Thanks for the detailed answer. It is really a good explanation.

l1t1 commented 4 years ago

lz also stale, http://www.yss-aya.com/cgos/19x19/standings.html says

Game Program Name Rating Games Played Last Game
LZ_247_901e_p400 3198 758 2019-10-19 08:34:05
LZ_249_6ee2_p400 3170 1241 2019-11-11 18:49:29
LZ_248_e76d_p400 3155 200 2019-10-22 14:21:25
620949 LZ_250_3d41_p400 3145 138 2019-11-13 23:53:44

now nobody to increase the net size

barrtgt commented 4 years ago

Here are the combined policies of corner moves from some nets with an empty board:

policy_evolution

At least in this example, the policy is changing steadily. Would AZ's initializing to loss strategy fare any better?

Vandertic commented 4 years ago

@barrtgt I did not understand your last question. What do you mean by "initializing to loss strategy"?

barrtgt commented 4 years ago

Sorry, I'm not very sure about it, but Matthew Lai, one of the AZ devs, goes into more details about it and other things AZ in this forum: http://talkchess.com/forum3/viewtopic.php?f=2&t=69175&start=70&sid=8eb37b9c943011e51c0c3a88b427b745

It was also used in some of the later runs in Minigo with success. Perhaps @amj could chime in?

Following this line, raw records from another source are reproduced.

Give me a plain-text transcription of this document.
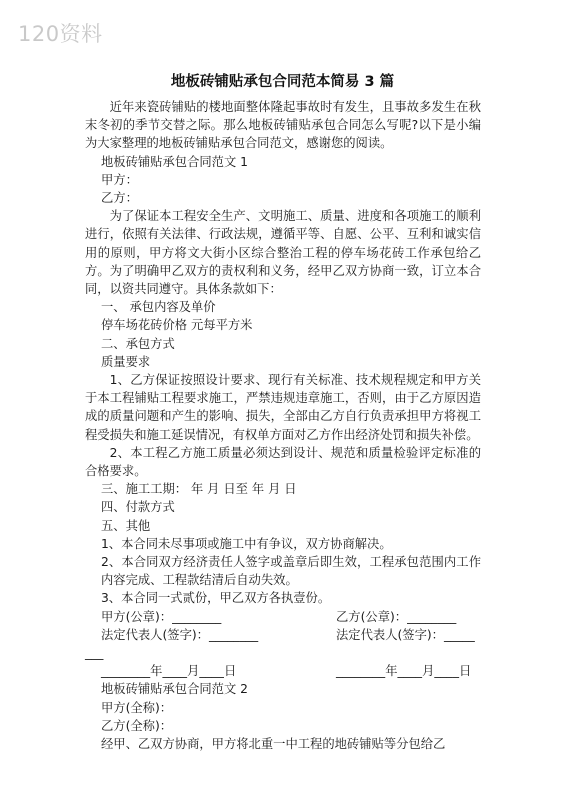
120资料
地板砖铺贴承包合同范本简易 3 篇

近年来瓷砖铺贴的楼地面整体隆起事故时有发生，且事故多发生在秋末冬初的季节交替之际。那么地板砖铺贴承包合同怎么写呢?以下是小编为大家整理的地板砖铺贴承包合同范文，感谢您的阅读。

地板砖铺贴承包合同范文 1

甲方：

乙方：

为了保证本工程安全生产、文明施工、质量、进度和各项施工的顺利进行，依照有关法律、行政法规，遵循平等、自愿、公平、互利和诚实信用的原则，甲方将文大街小区综合整治工程的停车场花砖工作承包给乙方。为了明确甲乙双方的责权利和义务，经甲乙双方协商一致，订立本合同，以资共同遵守。具体条款如下：

一、 承包内容及单价

停车场花砖价格 元每平方米

二、承包方式

质量要求

1、乙方保证按照设计要求、现行有关标准、技术规程规定和甲方关于本工程铺贴工程要求施工，严禁违规违章施工，否则，由于乙方原因造成的质量问题和产生的影响、损失，全部由乙方自行负责承担甲方将视工程受损失和施工延误情况，有权单方面对乙方作出经济处罚和损失补偿。

2、本工程乙方施工质量必须达到设计、规范和质量检验评定标准的合格要求。

三、施工工期： 年 月 日至 年 月 日

四、付款方式

五、其他

1、本合同未尽事项或施工中有争议，双方协商解决。

2、本合同双方经济责任人签字或盖章后即生效，工程承包范围内工作内容完成、工程款结清后自动失效。

3、本合同一式贰份，甲乙双方各执壹份。

甲方(公章)：________	乙方(公章)：________
法定代表人(签字)：________	法定代表人(签字)：_____
___
________年____月____日	________年____月____日

地板砖铺贴承包合同范文 2

甲方(全称)：

乙方(全称)：

经甲、乙双方协商，甲方将北重一中工程的地砖铺贴等分包给乙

Vandertic commented 4 years ago

I get a broken link apparently

barrtgt commented 4 years ago

Really? Works for me. Here is a screenshot with one of his posts: matt_lai_1

Vandertic commented 4 years ago

Oh, I see what you mean! That is fpu (first play urgency) setting. We are following LZ here, with fpu initialized to something less than the best winrate around. You can try AZ approach by using the command line option --fpu_zero (IIRC). It did not work very well for our 7x7 runs, so we are not currently using it for self-plays.